"Once I saw a boy in an elevated-railway car, who, though he was magnificently dressed in navy blue serge and wore a brimmer hat, looked so exactly like Jim Basuto who ran away from the farm, that I said to him in Kaffir:

"'You had better make haste and come back to the farm, Jim, and mind the sheep!'

"He simply stared at me, and said to another boy, who might have been a Zulu chief except for his clothes:

"'Say, this one looks to me as if she is dippy. I think she is the new star at Hammerstein's that ky-ant speak anything but French.'

"Luce was so furious, he used fearful language at the Kaffir, and made me leave the train at the next station, and wouldn't speak to me for a week."

Having finished her tea and eaten all the bread-and-butter and cakes, the girl lay back on her pillow and closed her eyes.

"For gracious' sake, and so you have seen the world!" said Kykie. "And now you have come back to the old quiet life?"

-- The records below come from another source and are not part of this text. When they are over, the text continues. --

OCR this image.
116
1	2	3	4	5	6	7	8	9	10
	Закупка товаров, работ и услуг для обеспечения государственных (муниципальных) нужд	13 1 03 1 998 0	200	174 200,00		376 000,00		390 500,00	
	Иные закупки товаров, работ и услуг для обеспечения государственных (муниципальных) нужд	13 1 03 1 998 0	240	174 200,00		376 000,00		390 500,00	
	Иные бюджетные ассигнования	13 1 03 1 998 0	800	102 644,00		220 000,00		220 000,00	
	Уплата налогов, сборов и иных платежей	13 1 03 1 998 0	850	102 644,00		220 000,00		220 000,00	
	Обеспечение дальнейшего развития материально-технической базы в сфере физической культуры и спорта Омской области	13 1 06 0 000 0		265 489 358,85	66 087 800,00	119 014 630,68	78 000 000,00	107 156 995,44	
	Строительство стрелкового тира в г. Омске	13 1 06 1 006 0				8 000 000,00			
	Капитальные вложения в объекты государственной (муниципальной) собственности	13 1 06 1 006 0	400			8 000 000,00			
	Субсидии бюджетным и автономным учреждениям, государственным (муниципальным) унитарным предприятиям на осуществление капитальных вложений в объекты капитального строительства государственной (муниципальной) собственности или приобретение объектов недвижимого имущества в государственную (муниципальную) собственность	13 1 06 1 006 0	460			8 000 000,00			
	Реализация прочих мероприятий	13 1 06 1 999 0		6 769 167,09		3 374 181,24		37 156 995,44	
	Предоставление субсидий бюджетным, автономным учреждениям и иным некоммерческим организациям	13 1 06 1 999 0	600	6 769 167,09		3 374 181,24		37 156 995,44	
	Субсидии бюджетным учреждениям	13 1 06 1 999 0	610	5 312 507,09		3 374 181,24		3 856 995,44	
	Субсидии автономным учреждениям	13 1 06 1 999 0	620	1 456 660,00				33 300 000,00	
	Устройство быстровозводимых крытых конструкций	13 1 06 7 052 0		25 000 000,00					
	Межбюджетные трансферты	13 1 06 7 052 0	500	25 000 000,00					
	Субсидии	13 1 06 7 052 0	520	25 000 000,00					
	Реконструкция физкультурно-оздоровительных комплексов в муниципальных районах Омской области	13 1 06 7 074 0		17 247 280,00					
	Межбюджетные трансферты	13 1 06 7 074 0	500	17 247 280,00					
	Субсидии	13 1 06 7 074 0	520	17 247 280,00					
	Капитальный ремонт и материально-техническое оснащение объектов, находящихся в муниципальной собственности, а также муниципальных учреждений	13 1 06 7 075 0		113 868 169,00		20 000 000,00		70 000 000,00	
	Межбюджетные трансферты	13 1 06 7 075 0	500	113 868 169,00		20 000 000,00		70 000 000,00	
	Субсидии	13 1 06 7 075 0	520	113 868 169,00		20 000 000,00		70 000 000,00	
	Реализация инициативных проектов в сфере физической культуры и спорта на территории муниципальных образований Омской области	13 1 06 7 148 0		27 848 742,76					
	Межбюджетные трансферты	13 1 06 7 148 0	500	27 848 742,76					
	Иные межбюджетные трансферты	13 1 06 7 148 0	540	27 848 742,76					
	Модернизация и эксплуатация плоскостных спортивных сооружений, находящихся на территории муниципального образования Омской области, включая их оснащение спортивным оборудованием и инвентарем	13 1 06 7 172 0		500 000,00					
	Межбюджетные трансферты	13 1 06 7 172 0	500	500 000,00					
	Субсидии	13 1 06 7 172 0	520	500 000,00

"Not at all, Kykie. I'm going to persuade Luce to go about here, and meet people, and let me do the same."

"He'll never do it," said Kykie vehemently. "I can see that he is worse than ever about his mark."

"But he knows a lot of people here. I don't see how he can keep them from coming to the house; and I heard the boys saying that he had gone to the Club this afternoon. Surely that is a sign that he is not going to shut himself up again?"